What finally motivated Lewis back to health was Ben Gibbard approaching her with an invitation to join him and Jimmy Tamborello for their Postal Service reunion tour. “Ben called me and told me we were going to do The Postal Service reunion about a year out and I was sort of at my worst at that point and I thought, ‘Wow, I don’t know if I’m going to be able to do that in a year,’” Lewis remembers. “But that helped me get things on track, knowing that the biggest career opportunity of my life was a year out and I may not be able to be a part of it.”

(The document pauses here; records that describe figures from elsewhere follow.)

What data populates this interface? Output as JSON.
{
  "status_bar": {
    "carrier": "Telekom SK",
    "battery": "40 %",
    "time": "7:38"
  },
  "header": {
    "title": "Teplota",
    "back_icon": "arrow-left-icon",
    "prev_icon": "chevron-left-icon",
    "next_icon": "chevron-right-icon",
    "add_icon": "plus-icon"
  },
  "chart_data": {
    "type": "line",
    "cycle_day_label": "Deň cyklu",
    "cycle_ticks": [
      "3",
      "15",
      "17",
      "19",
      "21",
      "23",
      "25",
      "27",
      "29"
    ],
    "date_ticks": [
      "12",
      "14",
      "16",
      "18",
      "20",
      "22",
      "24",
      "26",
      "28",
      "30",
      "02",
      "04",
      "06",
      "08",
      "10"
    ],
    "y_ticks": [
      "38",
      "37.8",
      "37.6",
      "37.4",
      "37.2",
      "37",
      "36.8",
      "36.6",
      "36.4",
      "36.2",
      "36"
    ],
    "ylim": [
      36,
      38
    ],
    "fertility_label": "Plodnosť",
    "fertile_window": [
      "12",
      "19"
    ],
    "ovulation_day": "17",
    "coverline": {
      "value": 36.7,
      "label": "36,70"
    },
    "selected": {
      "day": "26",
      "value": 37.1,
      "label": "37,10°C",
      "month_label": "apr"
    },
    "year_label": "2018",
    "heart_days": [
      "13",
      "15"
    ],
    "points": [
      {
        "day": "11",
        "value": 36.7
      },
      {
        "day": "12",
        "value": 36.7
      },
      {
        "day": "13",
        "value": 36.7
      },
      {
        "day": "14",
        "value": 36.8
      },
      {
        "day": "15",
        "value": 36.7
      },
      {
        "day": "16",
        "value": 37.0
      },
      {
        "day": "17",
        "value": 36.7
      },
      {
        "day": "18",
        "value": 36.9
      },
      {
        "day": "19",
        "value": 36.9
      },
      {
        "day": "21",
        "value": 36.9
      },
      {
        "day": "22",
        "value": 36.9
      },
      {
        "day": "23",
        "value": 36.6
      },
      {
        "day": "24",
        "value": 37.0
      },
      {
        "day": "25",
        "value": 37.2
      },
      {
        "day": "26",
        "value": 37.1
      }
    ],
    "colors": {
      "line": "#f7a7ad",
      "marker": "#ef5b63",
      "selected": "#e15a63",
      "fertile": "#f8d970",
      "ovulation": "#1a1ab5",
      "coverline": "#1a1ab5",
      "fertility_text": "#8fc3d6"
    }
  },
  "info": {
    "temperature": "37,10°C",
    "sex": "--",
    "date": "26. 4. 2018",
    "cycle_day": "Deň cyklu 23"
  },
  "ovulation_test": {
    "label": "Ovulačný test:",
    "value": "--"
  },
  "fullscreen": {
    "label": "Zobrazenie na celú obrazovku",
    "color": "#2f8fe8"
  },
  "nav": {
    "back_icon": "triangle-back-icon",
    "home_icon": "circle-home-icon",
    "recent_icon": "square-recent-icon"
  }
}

In the wake of the tour, Lewis finally decided to try her hand at some recording. Though she didn’t know him very well, Lewis off-handedly contacted Ryan Adams to see if she could come by his Pax-AM Studio in L.A. “When the stakes aren’t very high, I tend to flourish,” says Lewis. “I wanted to go in and just cut [‘She’s Not Me’] with him, a song I had tried recording a couple of times, and I knew there was still something there with the song. I thought, ‘Fuck it, I’ll just go in and record this one track with Ryan.’”

They developed such a great rapport in a small amount of time that Adams wound up serving as The Voyager‘s primary producer (Beck would produce “Just One of the Guys” while Rice would co-produce two others), helping Lewis lay down the record in just a week and a half. “It was just the right place for me to go,” says Lewis. “He was so generous with his time. Really cool. I know he’s since said, ‘Oh, you know, I just kind of did what I did. She brought the songs in.’ I don’t know if he realizes how crucial that was for me at that time. Maybe I’m just being dramatic but just where I was at, being there opened up a whole new world for me.”

This new world consists of a feeling of genuine autonomy for Lewis, learning to be her own person and making her own choices as an artist, but still being able to collaborate with individuals that will push her in places she normally wouldn’t go. “That’s really exciting to me, to kind of go and take my suitcase of songs and see what happens with the next one, give over part of it to someone else,” she says. “I’m not precious about how I write. I love writing songs alone, but I love collaborating, bringing another song into the universe that would never have been there otherwise. That’s just a pleasure.”

[Note: This article first appeared in Under the Radar’s January/February 2015 print issue (Issue 52/Best of 2014).]